О самой войне столько писали люди, гораздо больше на ней повидавшие, что с меня хватит и нескольких слов. Пока весной немцы не начали наступление, у нас было довольно тихо. Даже и тогда они атаковали в основном канадцев, находившихся правее, нас они просто «подавляли», посылая в наши окопы по три снаряда в минуту. Тогда я впервые увидел, как больший страх побеждает меньший: я встретил жалкую трясущуюся мышь, и она не побежала от меня, жалкого трясущегося человека. Зимой нас мучила усталость и досаждала вода. Я продолжал маршировать во сне и просыпался, маршируя. Мы ходили по окопу в резиновых сапогах до бедра, воды было по колено, и многие еще помнят, каково это: наткнешься на колючую проволоку, прорвешь сапог, и внутрь хлынет ледяная струя.

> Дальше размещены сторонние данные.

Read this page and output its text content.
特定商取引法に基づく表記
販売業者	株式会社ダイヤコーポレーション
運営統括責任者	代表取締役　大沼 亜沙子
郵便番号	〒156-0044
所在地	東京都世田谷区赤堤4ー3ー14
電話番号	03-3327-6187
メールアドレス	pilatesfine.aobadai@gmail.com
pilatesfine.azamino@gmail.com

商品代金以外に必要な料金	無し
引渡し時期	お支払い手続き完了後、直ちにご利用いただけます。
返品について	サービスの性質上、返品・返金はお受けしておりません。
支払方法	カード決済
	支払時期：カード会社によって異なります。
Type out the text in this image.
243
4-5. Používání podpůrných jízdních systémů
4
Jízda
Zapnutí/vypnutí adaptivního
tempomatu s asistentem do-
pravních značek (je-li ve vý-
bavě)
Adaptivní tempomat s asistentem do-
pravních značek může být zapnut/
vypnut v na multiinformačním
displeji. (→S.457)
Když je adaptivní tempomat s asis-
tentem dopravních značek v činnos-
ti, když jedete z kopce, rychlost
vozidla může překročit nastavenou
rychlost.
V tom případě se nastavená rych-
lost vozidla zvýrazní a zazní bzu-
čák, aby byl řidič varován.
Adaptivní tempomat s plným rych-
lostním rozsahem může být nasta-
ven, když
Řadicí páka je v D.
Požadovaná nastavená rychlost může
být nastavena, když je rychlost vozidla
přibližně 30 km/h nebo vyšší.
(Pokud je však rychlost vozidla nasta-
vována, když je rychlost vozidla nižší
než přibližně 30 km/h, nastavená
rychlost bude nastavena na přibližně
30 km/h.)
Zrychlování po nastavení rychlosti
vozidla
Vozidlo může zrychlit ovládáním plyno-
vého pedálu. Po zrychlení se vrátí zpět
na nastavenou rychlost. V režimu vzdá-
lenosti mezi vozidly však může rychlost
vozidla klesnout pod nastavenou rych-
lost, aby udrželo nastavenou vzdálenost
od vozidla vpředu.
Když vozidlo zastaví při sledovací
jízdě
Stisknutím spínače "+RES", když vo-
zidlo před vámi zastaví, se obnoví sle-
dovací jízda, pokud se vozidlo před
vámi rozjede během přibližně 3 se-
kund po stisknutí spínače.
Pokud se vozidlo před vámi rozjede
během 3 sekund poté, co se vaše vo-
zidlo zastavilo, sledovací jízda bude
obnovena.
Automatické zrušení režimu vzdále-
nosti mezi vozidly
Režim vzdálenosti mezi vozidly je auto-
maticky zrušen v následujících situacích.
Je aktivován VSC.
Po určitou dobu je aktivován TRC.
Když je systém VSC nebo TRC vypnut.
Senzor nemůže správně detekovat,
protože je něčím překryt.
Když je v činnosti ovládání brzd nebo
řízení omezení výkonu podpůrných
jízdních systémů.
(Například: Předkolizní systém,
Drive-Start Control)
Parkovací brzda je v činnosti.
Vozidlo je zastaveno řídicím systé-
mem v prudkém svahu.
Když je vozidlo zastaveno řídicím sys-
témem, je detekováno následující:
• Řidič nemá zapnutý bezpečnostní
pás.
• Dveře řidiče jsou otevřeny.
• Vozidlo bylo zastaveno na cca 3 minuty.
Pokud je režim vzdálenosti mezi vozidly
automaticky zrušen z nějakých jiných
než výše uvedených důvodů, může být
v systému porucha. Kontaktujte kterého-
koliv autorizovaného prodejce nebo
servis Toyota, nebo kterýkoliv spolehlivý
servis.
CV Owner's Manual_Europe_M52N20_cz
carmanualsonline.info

Я видел долго лежавшие трупы и только что убитых и вновь чувствовал то, что испытал в детстве, глядя на мертвое лицо мамы. Я научился жалеть и уважать простых людей, особенно моего сержанта, — его убил тот самый снаряд, которым меня ранило. Я был жалким командиром, звание давали тогда слишком легко, я был просто марионеткой, которой сержант управляя, как хотел, и это нелепое, унизительное для меня положение он сделал прекрасным, он в самом деле заменял мне отца. Но сама война — холод и ужас, вонь и распластанные снарядом люди, обрубки, все еще шевелившиеся, словно раздавленный червяк, сидящие и стоящие трупы, грязная голая земля, ботинки, которые носили и днем и ночью, пока они не прирастали к ноге, — словно померкла в моей памяти. Это слишком чуждо всему жизненному опыту — иногда мне кажется, что там был кто–то другой. В каком–то смысле это даже не важно. Один миг, дарованный мне тогда воображением, значит теперь больше, чем вся последовавшая за ним реальность. Первая пуля, которую я услышал, просвистела так далеко, что это и вправду был «свист», совсем как в газете или в стихах не видевшего войны поэта. И я почувствовал не страх и уж конечно не равнодушие — я услышал тихий голое: «Вот о чем писал Гомер».